Mit zunehmendem Alter nimmt die Größe und auch das Gewicht zu, so dass eine positive Beziehung zu bestehen scheint. Mit anderen Worten, es besteht eine positive Korrelation zwischen Größe und Alter. Ferner beobachtete Sanjeev, dass das Gewicht schwankt und nicht stabil ist; es konnte entweder geringfügig zunehmen oder abnehmen, aber er beobachtete eine positive Beziehung zwischen Größe und Gewicht; Das heißt, wenn die Größe zunimmt, nimmt auch das Gewicht tendenziell zu.

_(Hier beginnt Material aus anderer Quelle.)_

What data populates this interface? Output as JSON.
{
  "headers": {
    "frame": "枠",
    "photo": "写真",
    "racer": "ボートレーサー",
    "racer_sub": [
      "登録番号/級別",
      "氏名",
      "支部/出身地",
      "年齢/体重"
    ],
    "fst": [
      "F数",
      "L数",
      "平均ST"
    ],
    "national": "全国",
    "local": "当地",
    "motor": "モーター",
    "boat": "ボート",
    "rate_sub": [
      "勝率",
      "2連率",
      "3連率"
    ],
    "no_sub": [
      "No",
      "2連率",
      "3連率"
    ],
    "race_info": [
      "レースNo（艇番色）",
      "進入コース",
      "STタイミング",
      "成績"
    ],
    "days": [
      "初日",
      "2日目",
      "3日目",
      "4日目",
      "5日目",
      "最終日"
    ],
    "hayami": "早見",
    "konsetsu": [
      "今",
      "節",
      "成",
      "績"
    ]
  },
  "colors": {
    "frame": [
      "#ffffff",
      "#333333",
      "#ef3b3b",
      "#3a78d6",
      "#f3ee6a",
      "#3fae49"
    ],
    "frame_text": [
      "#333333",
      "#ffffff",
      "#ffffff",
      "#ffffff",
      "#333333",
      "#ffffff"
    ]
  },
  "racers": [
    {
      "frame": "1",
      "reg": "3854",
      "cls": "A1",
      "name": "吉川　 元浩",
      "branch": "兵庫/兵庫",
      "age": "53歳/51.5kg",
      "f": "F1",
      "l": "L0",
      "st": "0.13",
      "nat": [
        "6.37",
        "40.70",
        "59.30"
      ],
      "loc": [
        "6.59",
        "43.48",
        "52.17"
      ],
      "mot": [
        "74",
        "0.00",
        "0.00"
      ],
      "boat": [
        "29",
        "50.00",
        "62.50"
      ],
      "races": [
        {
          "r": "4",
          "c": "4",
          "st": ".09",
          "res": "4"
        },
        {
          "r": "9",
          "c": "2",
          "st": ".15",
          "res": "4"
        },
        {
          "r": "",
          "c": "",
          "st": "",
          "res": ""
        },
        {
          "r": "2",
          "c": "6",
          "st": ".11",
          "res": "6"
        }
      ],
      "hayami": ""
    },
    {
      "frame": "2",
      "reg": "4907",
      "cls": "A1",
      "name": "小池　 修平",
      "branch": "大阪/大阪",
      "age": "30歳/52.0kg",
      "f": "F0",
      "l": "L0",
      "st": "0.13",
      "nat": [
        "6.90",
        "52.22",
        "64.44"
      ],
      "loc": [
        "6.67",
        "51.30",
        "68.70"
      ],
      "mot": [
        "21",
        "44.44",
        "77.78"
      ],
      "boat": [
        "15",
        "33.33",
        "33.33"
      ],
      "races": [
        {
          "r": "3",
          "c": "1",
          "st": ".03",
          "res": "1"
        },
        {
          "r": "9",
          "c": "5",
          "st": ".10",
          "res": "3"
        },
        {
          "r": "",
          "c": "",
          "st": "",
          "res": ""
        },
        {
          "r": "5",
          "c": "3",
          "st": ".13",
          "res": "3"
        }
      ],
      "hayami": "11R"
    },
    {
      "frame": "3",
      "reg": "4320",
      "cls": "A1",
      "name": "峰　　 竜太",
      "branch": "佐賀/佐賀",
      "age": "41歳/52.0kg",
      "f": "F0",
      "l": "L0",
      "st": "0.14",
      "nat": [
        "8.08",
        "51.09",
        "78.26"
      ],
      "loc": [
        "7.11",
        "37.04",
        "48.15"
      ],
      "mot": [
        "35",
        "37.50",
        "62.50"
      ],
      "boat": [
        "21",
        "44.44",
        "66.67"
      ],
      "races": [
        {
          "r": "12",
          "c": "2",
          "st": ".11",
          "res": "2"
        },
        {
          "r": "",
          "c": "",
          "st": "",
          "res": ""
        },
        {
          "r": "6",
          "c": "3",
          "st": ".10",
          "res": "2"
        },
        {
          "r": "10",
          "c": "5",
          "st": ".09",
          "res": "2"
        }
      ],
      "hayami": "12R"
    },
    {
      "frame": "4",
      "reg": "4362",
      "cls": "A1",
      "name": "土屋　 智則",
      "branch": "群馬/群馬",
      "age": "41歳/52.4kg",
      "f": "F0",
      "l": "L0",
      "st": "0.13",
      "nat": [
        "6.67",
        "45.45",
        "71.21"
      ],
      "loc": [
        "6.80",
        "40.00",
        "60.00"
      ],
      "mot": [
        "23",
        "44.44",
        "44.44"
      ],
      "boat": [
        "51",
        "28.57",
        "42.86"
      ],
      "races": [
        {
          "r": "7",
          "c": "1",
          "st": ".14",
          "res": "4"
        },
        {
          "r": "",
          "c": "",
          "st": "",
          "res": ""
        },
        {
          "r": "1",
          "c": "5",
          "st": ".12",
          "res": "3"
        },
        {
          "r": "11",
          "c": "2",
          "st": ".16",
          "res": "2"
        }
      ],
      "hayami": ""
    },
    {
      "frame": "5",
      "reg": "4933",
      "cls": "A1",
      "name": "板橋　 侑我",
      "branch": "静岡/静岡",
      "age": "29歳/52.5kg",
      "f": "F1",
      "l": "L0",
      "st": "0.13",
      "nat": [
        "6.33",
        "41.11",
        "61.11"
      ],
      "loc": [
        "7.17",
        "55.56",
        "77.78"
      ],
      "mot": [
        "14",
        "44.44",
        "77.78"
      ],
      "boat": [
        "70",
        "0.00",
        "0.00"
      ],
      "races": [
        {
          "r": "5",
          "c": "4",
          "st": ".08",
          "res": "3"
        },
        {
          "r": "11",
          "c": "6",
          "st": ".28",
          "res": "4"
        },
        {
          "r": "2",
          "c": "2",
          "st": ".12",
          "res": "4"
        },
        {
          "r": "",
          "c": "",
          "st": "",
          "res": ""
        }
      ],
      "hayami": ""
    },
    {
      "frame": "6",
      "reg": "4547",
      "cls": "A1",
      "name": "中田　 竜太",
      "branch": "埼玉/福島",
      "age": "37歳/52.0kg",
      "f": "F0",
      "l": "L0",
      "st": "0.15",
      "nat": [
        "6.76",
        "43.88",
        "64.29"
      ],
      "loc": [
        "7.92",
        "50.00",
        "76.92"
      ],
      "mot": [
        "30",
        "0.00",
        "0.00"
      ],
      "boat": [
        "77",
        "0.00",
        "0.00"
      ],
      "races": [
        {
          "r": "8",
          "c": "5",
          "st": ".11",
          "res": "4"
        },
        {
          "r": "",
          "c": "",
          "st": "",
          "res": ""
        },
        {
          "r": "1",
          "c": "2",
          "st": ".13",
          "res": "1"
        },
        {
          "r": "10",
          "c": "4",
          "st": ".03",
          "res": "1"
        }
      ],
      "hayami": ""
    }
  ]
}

So beobachtete er hier zwei entscheidende Zusammenhänge, mit zunehmendem Alter und zunehmendem Gewicht. Daher tragen alle drei eine positive Korrelation.

Beispiel 2

John freut sich auf die Sommerferien. Seine Eltern sind jedoch besorgt, da der Teenager zu Hause sitzen und Spiele auf dem Handy spielen und die Klimaanlage die ganze Zeit einschalten würde. Die notierten die verschiedenen Temperaturen und die Einheiten, die sie im letzten Jahr verbraucht hatten, und fanden interessante Daten, und sie wollten ihre bevorstehende Mai-Monatsrechnung vorwegnehmen, und sie erwarten, dass die Temperatur nahe 40 ° C liegt, aber sie wollen wissen, dass sie da ist Gibt es einen Zusammenhang zwischen Temperatur und Stromrechnung?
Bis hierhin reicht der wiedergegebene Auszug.